Les politiques agricoles, le régime du commerce international, les changements climatiques, l'aide alimentaire : tous ces éléments doivent être abordés dans l'optique du droit à l'alimentation et les Etats ne doivent pas faire abstraction de cette dimension "droits de l'homme" dans leurs négociations. Les causes des violations du droit à l'alimentation sont connues et il est de la responsabilité du Conseil des droits de l'homme de dénoncer l'inaction ou le manque de progrès, a conclu Olivier de Schutter.

100 millions de personnes sont dans une situation d'insécurité alimentaire

Dans une note d'information, préparée le 2 mai 2008 et dans laquelle il présentait son analyse de la crise alimentaire mondiale, le Rapporteur spécial invitait déjà le Conseil des droits de l'homme à convoquer une session extraordinaire afin d'étudier les mesures qui devraient être prises pour réagir à la situation actuelle résultant de cette crise, compte tenu du droit à une alimentation suffisante. Dans sa note, le Rapporteur souligne qu'il assume ses nouvelles fonctions alors que ce droit est menacé à une échelle sans précédent. Il précise que les catastrophes naturelles ne constituent pas des violations des droits de l'homme, à moins que les Etats en mesure d'aider les victimes n'en fassent rien.

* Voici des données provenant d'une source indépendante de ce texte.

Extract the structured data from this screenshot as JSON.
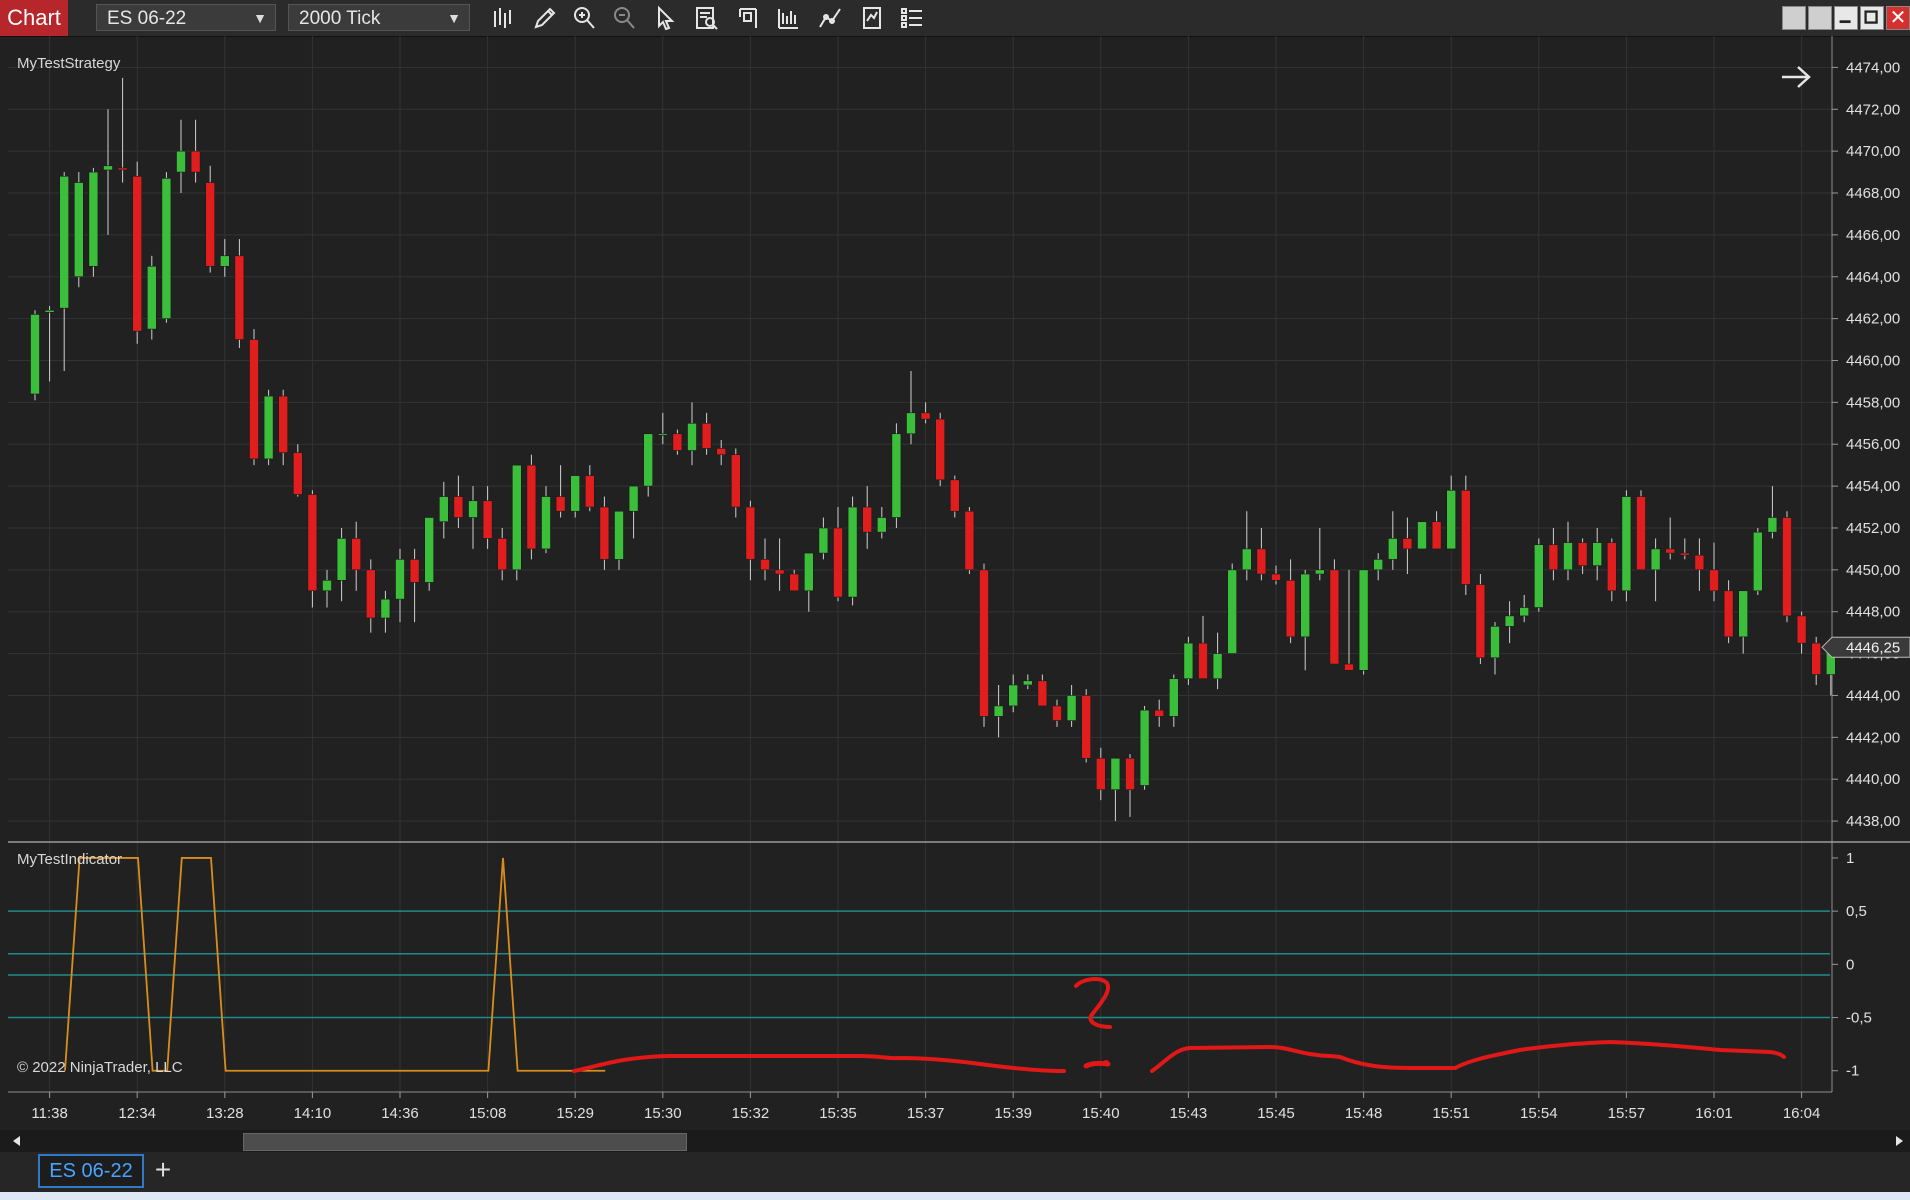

La catastrophe résultant de l'augmentation des prix mondiaux de produits alimentaires est d'une autre nature. Il s'agit d'une catastrophe créée par l'homme et ses causes sont identifiables. Des solutions immédiates et à moyen terme peuvent être trouvées. Cela impose à tous les Etats une obligation d'agir, et d'agir sans retard. Il est estimé que plus de 100 millions de personnes seront dans une situation d'insécurité alimentaire suite à la crise actuelle sur le marché mondial des produits de base. Ces personnes doivent recevoir la même attention que s'ils étaient arbitrairement détenus par un gouvernement autoritaire, ou si elles étaient victimes de violences policières. Le Conseil des droits de l'homme a été créé en tant qu'organe permanent en mesure de répondre aux cas d'urgence. C'est le cas aujourd'hui et le Conseil ne doit pas garder le silence.

Source : Nations unies, Genève, mai 2008.